A parere dei giudici sardi, è evidente il cambio di rotta impresso dal legislatore con il Dlgs 37/2021. Il nuovo assetto normativo e, ancor prima, le modalità previste dalla riforma per il percorso abilitativo, sembrano infatti indirizzare la figura dell’agente sportivo tra i professionisti che svolgono attività di lavoro autonomo.

Valutazioni caso per caso

Non possiamo però sottacere che l’attività di intermediazione continua a essere espressamente prevista anche all’interno della nuova normativa, sia da un punto di vista terminologico, sia come descrizione della possibile attività prestata dall’agente sportivo. L’articolo 5 del Dlgs 37/2021, ad esempio, disciplina il contratto di mandato sportivo quale contratto che incarica l’agente di mettere in contatto due o più soggetti operanti nell’ambito delle discipline sportive. Inoltre, l’articolo 2, comma 1, lettera a), e l’articolo 3, comma 1, del medesimo decreto definiscono l’agente sportivo come colui che «mette in contatto due o più soggetti (…) ai fini della conclusione, della risoluzione o del rinnovo di un contratto di lavoro sportivo, (…) fornendo servizi professionali di assistenza e consulenza, mediazione».

Ciò che potrebbe, almeno in parte, rimettere in discussione tale ricostruzione è, come spesso accade, la concreta realtà applicativa.
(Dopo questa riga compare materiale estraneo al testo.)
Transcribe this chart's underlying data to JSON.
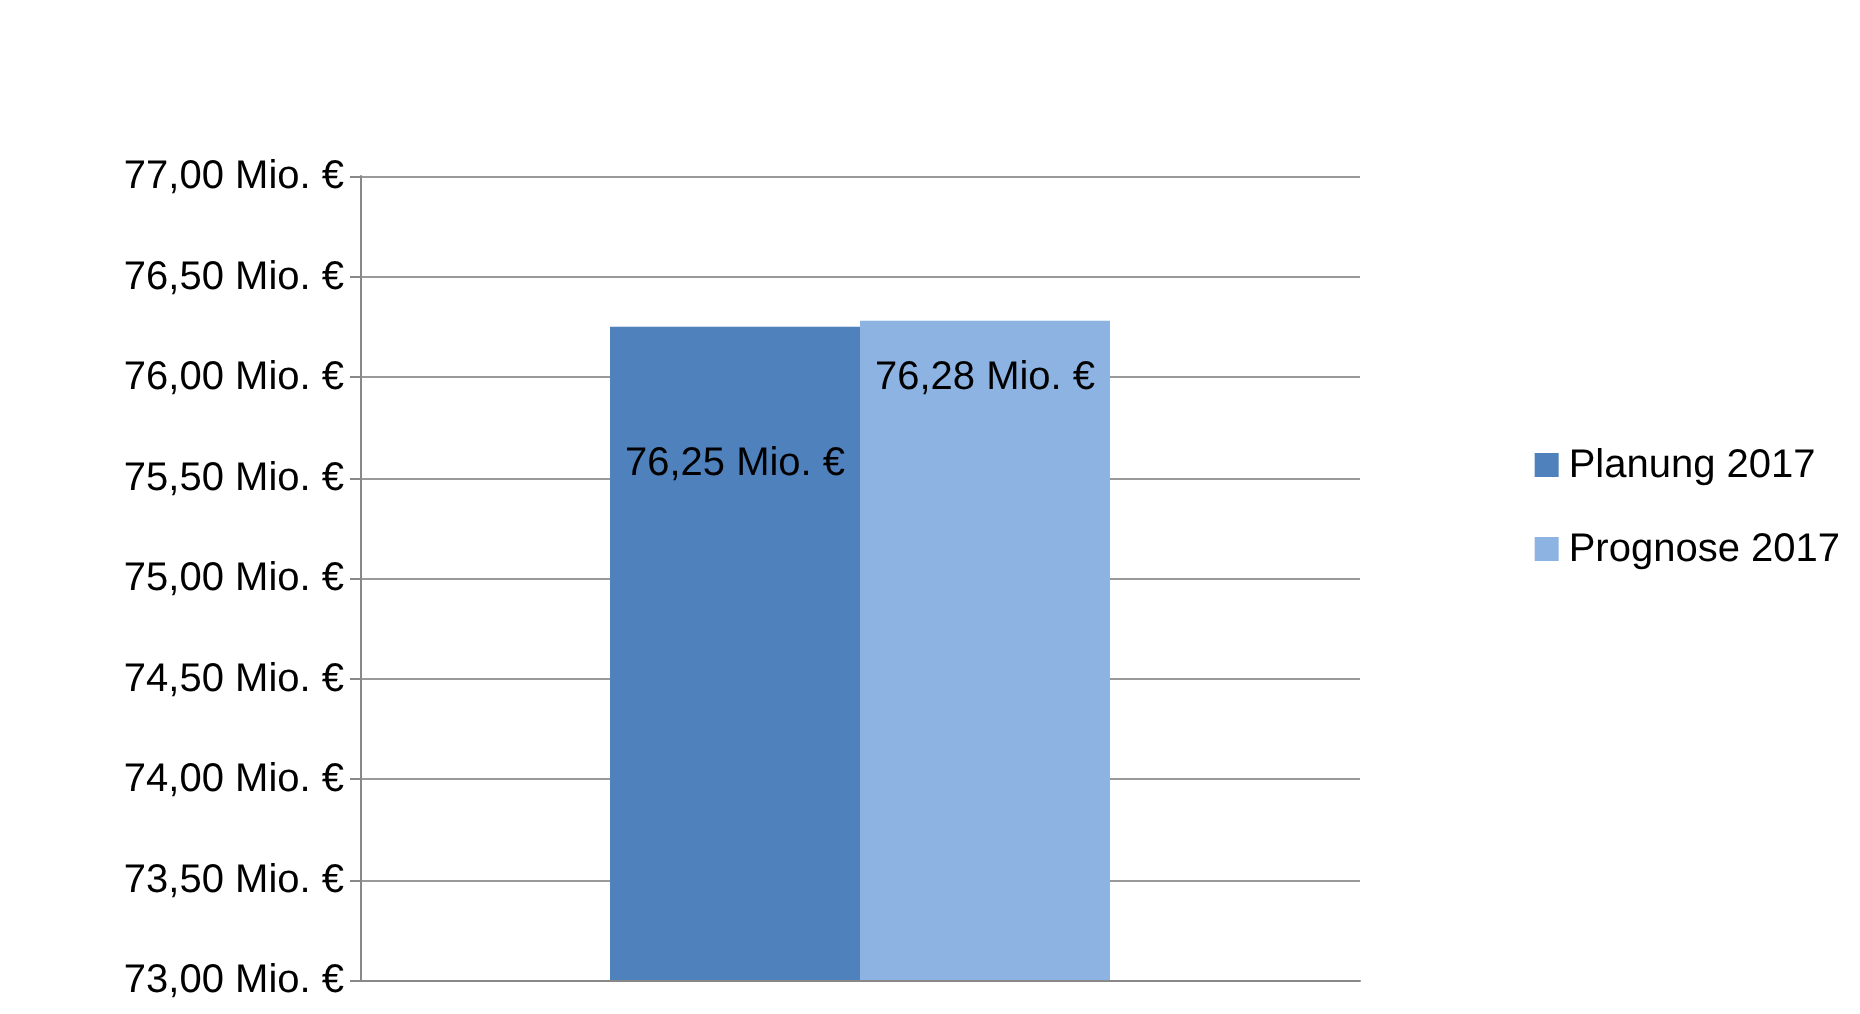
{
  "chart_data": {
    "type": "bar",
    "categories": [
      null
    ],
    "series": [
      {
        "name": "Planung 2017",
        "color": "#4f81bd",
        "values": [
          76.25
        ],
        "value_labels": [
          "76,25 Mio. €"
        ]
      },
      {
        "name": "Prognose 2017",
        "color": "#8db3e2",
        "values": [
          76.28
        ],
        "value_labels": [
          "76,28 Mio. €"
        ]
      }
    ],
    "ylim": [
      73,
      77
    ],
    "yticks": [
      {
        "value": 73,
        "label": "73,00 Mio. €"
      },
      {
        "value": 73.5,
        "label": "73,50 Mio. €"
      },
      {
        "value": 74,
        "label": "74,00 Mio. €"
      },
      {
        "value": 74.5,
        "label": "74,50 Mio. €"
      },
      {
        "value": 75,
        "label": "75,00 Mio. €"
      },
      {
        "value": 75.5,
        "label": "75,50 Mio. €"
      },
      {
        "value": 76,
        "label": "76,00 Mio. €"
      },
      {
        "value": 76.5,
        "label": "76,50 Mio. €"
      },
      {
        "value": 77,
        "label": "77,00 Mio. €"
      }
    ],
    "grid": "y",
    "legend": "right"
  }
}
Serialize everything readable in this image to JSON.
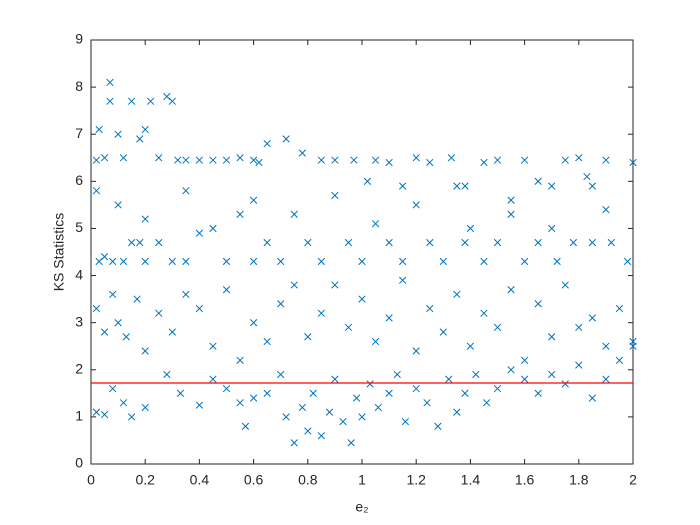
{
  "chart_data": {
    "type": "scatter",
    "xlabel": "e₂",
    "ylabel": "KS Statistics",
    "xlim": [
      0,
      2
    ],
    "ylim": [
      0,
      9
    ],
    "xticks": [
      0,
      0.2,
      0.4,
      0.6,
      0.8,
      1,
      1.2,
      1.4,
      1.6,
      1.8,
      2
    ],
    "yticks": [
      0,
      1,
      2,
      3,
      4,
      5,
      6,
      7,
      8,
      9
    ],
    "marker": "x",
    "hline": {
      "value": 1.72,
      "color": "#ff0000"
    },
    "series": [
      {
        "color": "#0072bd",
        "x": [
          0.02,
          0.03,
          0.05,
          0.07,
          0.07,
          0.1,
          0.12,
          0.15,
          0.18,
          0.2,
          0.22,
          0.28,
          0.3,
          0.25,
          0.32,
          0.35,
          0.4,
          0.45,
          0.5,
          0.55,
          0.6,
          0.62,
          0.65,
          0.72,
          0.78,
          0.85,
          0.9,
          0.97,
          1.02,
          1.05,
          1.1,
          1.15,
          1.2,
          1.25,
          1.33,
          1.35,
          1.38,
          1.45,
          1.5,
          1.55,
          1.6,
          1.65,
          1.7,
          1.75,
          1.8,
          1.83,
          1.85,
          1.9,
          2.0,
          0.03,
          0.05,
          0.08,
          0.12,
          0.15,
          0.18,
          0.2,
          0.25,
          0.3,
          0.35,
          0.4,
          0.5,
          0.55,
          0.6,
          0.65,
          0.7,
          0.8,
          0.85,
          0.95,
          1.0,
          1.1,
          1.15,
          1.25,
          1.3,
          1.38,
          1.45,
          1.5,
          1.6,
          1.65,
          1.72,
          1.78,
          1.85,
          1.92,
          1.98,
          0.02,
          0.05,
          0.08,
          0.1,
          0.13,
          0.17,
          0.2,
          0.25,
          0.3,
          0.35,
          0.4,
          0.45,
          0.5,
          0.55,
          0.6,
          0.65,
          0.7,
          0.75,
          0.8,
          0.85,
          0.9,
          0.95,
          1.0,
          1.05,
          1.1,
          1.15,
          1.2,
          1.25,
          1.3,
          1.35,
          1.4,
          1.45,
          1.5,
          1.55,
          1.6,
          1.65,
          1.7,
          1.75,
          1.8,
          1.85,
          1.9,
          1.95,
          2.0,
          0.02,
          0.05,
          0.08,
          0.12,
          0.15,
          0.2,
          0.28,
          0.33,
          0.4,
          0.45,
          0.5,
          0.55,
          0.57,
          0.6,
          0.65,
          0.7,
          0.72,
          0.75,
          0.78,
          0.8,
          0.82,
          0.85,
          0.88,
          0.9,
          0.93,
          0.96,
          0.98,
          1.0,
          1.03,
          1.06,
          1.1,
          1.13,
          1.16,
          1.2,
          1.24,
          1.28,
          1.32,
          1.35,
          1.38,
          1.42,
          1.46,
          1.5,
          1.55,
          1.6,
          1.65,
          1.7,
          1.75,
          1.8,
          1.85,
          1.9,
          1.95,
          2.0,
          0.02,
          0.1,
          0.2,
          0.35,
          0.45,
          0.6,
          0.75,
          0.9,
          1.05,
          1.2,
          1.4,
          1.55,
          1.7,
          1.9
        ],
        "values": [
          6.45,
          7.1,
          6.5,
          8.1,
          7.7,
          7.0,
          6.5,
          7.7,
          6.9,
          7.1,
          7.7,
          7.8,
          7.7,
          6.5,
          6.45,
          6.45,
          6.45,
          6.45,
          6.45,
          6.5,
          6.45,
          6.4,
          6.8,
          6.9,
          6.6,
          6.45,
          6.45,
          6.45,
          6.0,
          6.45,
          6.4,
          5.9,
          6.5,
          6.4,
          6.5,
          5.9,
          5.9,
          6.4,
          6.45,
          5.6,
          6.45,
          6.0,
          5.9,
          6.45,
          6.5,
          6.1,
          5.9,
          6.45,
          6.4,
          4.3,
          4.4,
          4.3,
          4.3,
          4.7,
          4.7,
          4.3,
          4.7,
          4.3,
          4.3,
          4.9,
          4.3,
          5.3,
          4.3,
          4.7,
          4.3,
          4.7,
          4.3,
          4.7,
          4.3,
          4.7,
          4.3,
          4.7,
          4.3,
          4.7,
          4.3,
          4.7,
          4.3,
          4.7,
          4.3,
          4.7,
          4.7,
          4.7,
          4.3,
          3.3,
          2.8,
          3.6,
          3.0,
          2.7,
          3.5,
          2.4,
          3.2,
          2.8,
          3.6,
          3.3,
          2.5,
          3.7,
          2.2,
          3.0,
          2.6,
          3.4,
          3.8,
          2.7,
          3.2,
          3.8,
          2.9,
          3.5,
          2.6,
          3.1,
          3.9,
          2.4,
          3.3,
          2.8,
          3.6,
          2.5,
          3.2,
          2.9,
          3.7,
          2.2,
          3.4,
          2.7,
          3.8,
          2.9,
          3.1,
          2.5,
          3.3,
          2.6,
          1.1,
          1.05,
          1.6,
          1.3,
          1.0,
          1.2,
          1.9,
          1.5,
          1.25,
          1.8,
          1.6,
          1.3,
          0.8,
          1.4,
          1.5,
          1.9,
          1.0,
          0.45,
          1.2,
          0.7,
          1.5,
          0.6,
          1.1,
          1.8,
          0.9,
          0.45,
          1.4,
          1.0,
          1.7,
          1.2,
          1.5,
          1.9,
          0.9,
          1.6,
          1.3,
          0.8,
          1.8,
          1.1,
          1.5,
          1.9,
          1.3,
          1.6,
          2.0,
          1.8,
          1.5,
          1.9,
          1.7,
          2.1,
          1.4,
          1.8,
          2.2,
          2.5,
          5.8,
          5.5,
          5.2,
          5.8,
          5.0,
          5.6,
          5.3,
          5.7,
          5.1,
          5.5,
          5.0,
          5.3,
          5.0,
          5.4
        ]
      }
    ]
  }
}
La soluzione interpretativa potrebbe allora non risiedere in una contrapposizione netta tra le due qualificazioni, bensì nella capacità di cogliere, caso per caso, la reale natura della prestazione svolta.

Se questo è il quadro normativo e giurisprudenziale, è naturale chiedersi quale sia il grado di recepimento della riforma da parte delle Federazioni sportive nazionali, chiamate ad adeguare regolamenti e procedure al nuovo quadro normativo. La svolta culturale passa, infatti, anche attraverso di esse e dal rispetto del termine di sei mesi previsto dall’articolo 17 del regolamento attuativo del Dlgs 37/2021, pubblicato in Gazzetta il 19 gennaio 2026.